16 Apr 2018 - 7:03 AM  UPDATED 16 Apr 2018 - 7:04 AM

Enrico Gasparotto (Bahrain Merida) was third, the fastest man in the final selection falling just two seconds short after a desperate chase from the second group.

That second group contained four pre-race favourites including Peter Sagan (BORA-hansgrohe), Alejandro Valverde (Movistar), Tim Wellens (Lotto Soudal) and Julian Alaphilippe (Quick-Step Floors), all dropped by Valgren and Kreuziger in with two kilometres to go.

"It was a hard start and then the breakaway got a really big gap, but we had Laurens de Vreese in the front to close this gap, he did a great job," Valgren said.
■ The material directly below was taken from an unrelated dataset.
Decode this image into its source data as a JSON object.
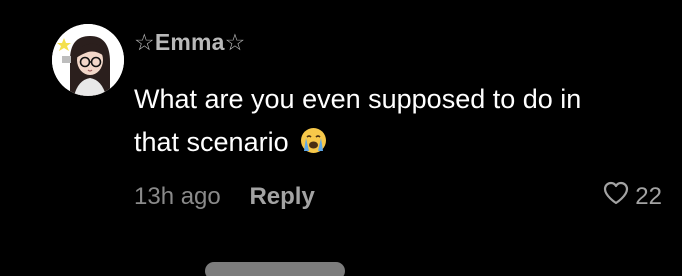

"The other riders kept me out of trouble, it was perfect teamwork during the whole day. In the final Jakob Fuglsang worked hard for me, he made all the other riders tired and after that, I could attack and I’m happy that I could finish it like this."
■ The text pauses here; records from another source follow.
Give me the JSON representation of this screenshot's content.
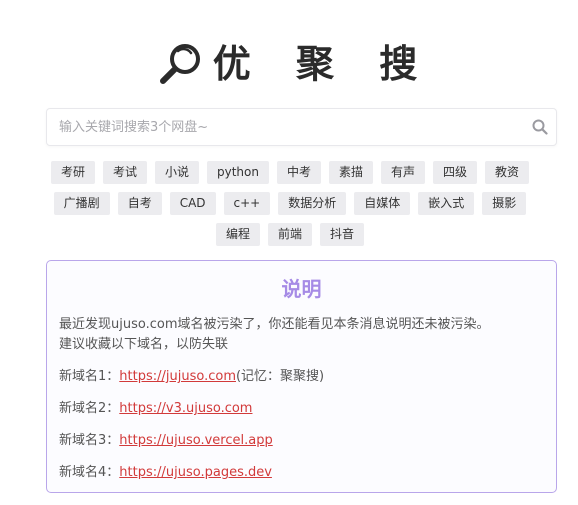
{
  "logo": {
    "text": "优 聚 搜",
    "icon": "magnifier-icon"
  },
  "search": {
    "placeholder": "输入关键词搜索3个网盘~",
    "value": "",
    "icon": "search-icon"
  },
  "tags": {
    "row1": [
      "考研",
      "考试",
      "小说",
      "python",
      "中考",
      "素描",
      "有声",
      "四级",
      "教资"
    ],
    "row2": [
      "广播剧",
      "自考",
      "CAD",
      "c++",
      "数据分析",
      "自媒体",
      "嵌入式",
      "摄影"
    ],
    "row3": [
      "编程",
      "前端",
      "抖音"
    ]
  },
  "notice": {
    "title": "说明",
    "line1": "最近发现ujuso.com域名被污染了，你还能看见本条消息说明还未被污染。",
    "line2": "建议收藏以下域名，以防失联",
    "domains": [
      {
        "label": "新域名1：",
        "url": "https://jujuso.com",
        "note": "(记忆：聚聚搜)"
      },
      {
        "label": "新域名2：",
        "url": "https://v3.ujuso.com",
        "note": ""
      },
      {
        "label": "新域名3：",
        "url": "https://ujuso.vercel.app",
        "note": ""
      },
      {
        "label": "新域名4：",
        "url": "https://ujuso.pages.dev",
        "note": ""
      }
    ]
  },
  "colors": {
    "accent": "#a68be6",
    "border": "#b9a6ea",
    "link": "#d23a3a",
    "tag_bg": "#ececef"
  }
}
As expected, an early breakaway formed and the nine frontrunners went on to build a lead of over 15 minutes.

It took the efforts of Valverde's Movistar team to reel in the earlier escapees, and that set the stage for a war of nerves between the key remaining contenders.

With two riders in the final selection, Astana had cards to play and Valgren, who was second in 2016, took a back seat while team-mate Jakob Fuglsang helped to keep Valverde, Sagan, Alaphilippe and Wellens in check.

When Valgren did attack the bunch looked to Paris-Roubaix winner and world champion Sagan to close the gap but he either refused to do the work or could not after his winning effort the week before.

Kreuziger was the rider to make the effort and latched on to Valgren with the pair opening a gap that proved enough for the pair to take the race to the finish.

“It was a long final 40kilometres and I spent some extra energy off the front with Enrico Gasparotto and maybe Michael Valgren had something more in the final, but our goal was to be on the podium and we achieved that," Kreuziger said.

“It’s a pity to lose because it’s a big classic and I would like to win again after five years since the last time. We knew the guys behind were closing pretty quick and there were some fast guys in there, but chapeau to Michael he showed his class today.

“If I arrived at the sprint with Sagan or Alaphilippe I would be fifth or sixth and that was not our goal we wanted to show our jersey and do our race and I think we did in the best way that we could."